Dünya Güncelleme Tarihi: 19 Eyl 2016 11:42
Türk askeri Suriye'de ABD özel kuvvet askerlerini kurtardı
Erdoğan havalimanında yaptığı açıklamada, "ABD'li askerler ÖSO tarafından istenmedi. Bizim yetkililerimiz, bizim özel kuvvetler mensuplarımız 30 kadar ABD'li özel kuvvetleri oradan çıkardı" açıklamasını yaptı.

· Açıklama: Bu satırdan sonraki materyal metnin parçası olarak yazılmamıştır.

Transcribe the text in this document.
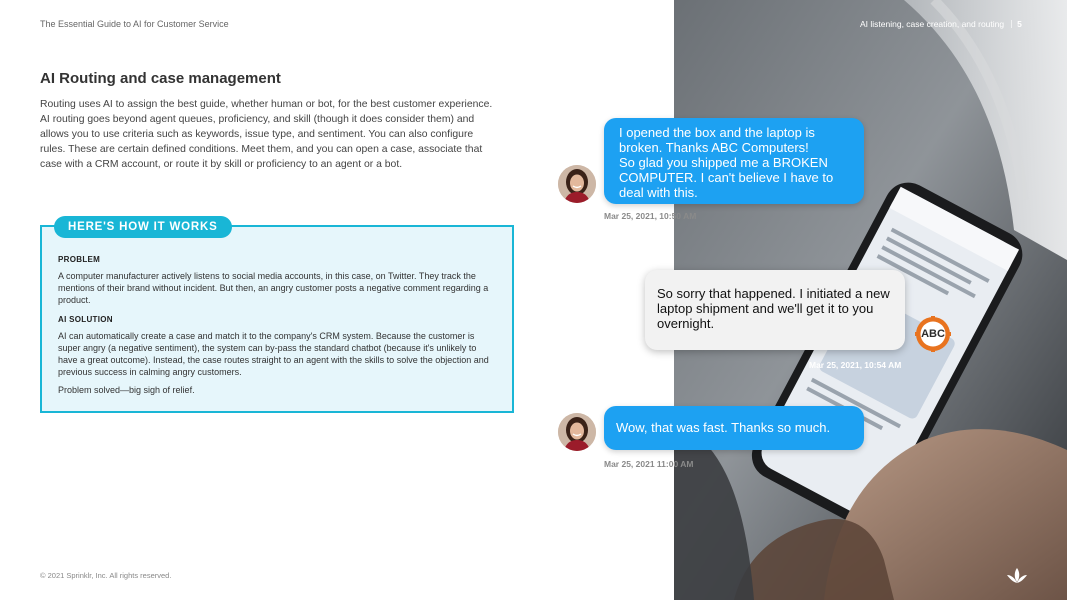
The Essential Guide to AI for Customer Service	AI listening, case creation, and routing 5
AI Routing and case management
Routing uses AI to assign the best guide, whether human or bot, for the best customer experience. AI routing goes beyond agent queues, proficiency, and skill (though it does consider them) and allows you to use criteria such as keywords, issue type, and sentiment. You can also configure rules. These are certain defined conditions. Meet them, and you can open a case, associate that case with a CRM account, or route it by skill or proficiency to an agent or a bot.
PROBLEM
A computer manufacturer actively listens to social media accounts, in this case, on Twitter. They track the mentions of their brand without incident. But then, an angry customer posts a negative comment regarding a product.
AI SOLUTION
AI can automatically create a case and match it to the company's CRM system. Because the customer is super angry (a negative sentiment), the system can by-pass the standard chatbot (because it's unlikely to have a great outcome). Instead, the case routes straight to an agent with the skills to solve the objection and previous success in calming angry customers.
Problem solved—big sigh of relief.
HERE'S HOW IT WORKS
I opened the box and the laptop is broken. Thanks ABC Computers!
So glad you shipped me a BROKEN COMPUTER. I can't believe I have to deal with this.
Mar 25, 2021, 10:50 AM
So sorry that happened. I initiated a new laptop shipment and we'll get it to you overnight.
ABC
Mar 25, 2021, 10:54 AM
Wow, that was fast. Thanks so much.
Mar 25, 2021 11:00 AM
© 2021 Sprinklr, Inc. All rights reserved.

Cumhurbaşkanı Recep Tayyip Erdoğan, Suriye'de düzenlenen IŞİD operasyonlarında ÖSO mensuplarının ABD özel kuvvetler askerlerini kovması hakkında, "Özel kuvvetler ÖSO tarafından istenmedi. ÖSO'ya yönelik ABD'li yetkililerin davranışları süreci bu yöne itti. Bizim yetkililerimiz, bizim özel kuvvetler mensuplarımız 30 kadar ABD'li özel kuvvetleri oradan çıkardı" dedi.
"BÖLGEYİ BİLEN BİZİZ, BİZİ DİNLEYİN"
Cumhurbaşkanı Erdoğan, Fırat Kalkanı harekatı hakkında, " 3-4 ay sürer dediler, 15 günde iş bitti. 'Haklıymışsınız' diyorlar. Haklı olmak bir şey getirmiyor. Bölgeyi bilen biziz, bizi dinleyin. NATO'da birlikteyiz, stratejik ortaklığımız var. El ele verelim bu pisliği temizleyelim. Bizim, buraları tehdit unsuru olmaktan çıkarmamız gerekiyor" dedi.
Cumhurbaşkanı Erdoğan, ABD'ye hareketinden önce Atatürk Havalimanı'nda basın toplantısı düzenledi. Erdoğan'ın konuşmasının satırbaşları şöyle:
"BM'nin 71'inci genel kurul görüşmelerine katılmak için arkadaşlarımızla birlikte New York'a hareket edeceğiz. Tüm ülkelerin devletlerin katılması bekleniyor. Katılımcı ülkelerinin birçoğu devlet başkanları, dışişleri bakanları nezdinde katılıyor. Sayın Veysi Kaynak, Bekir Bozdağ, Fatma Betül Sayan, Ömer Çelik, Mevlüt Çavuşoğlu, Nihat Zeybekci, Berat Albayrak ve milletvekillerimiz eşlik ediyor.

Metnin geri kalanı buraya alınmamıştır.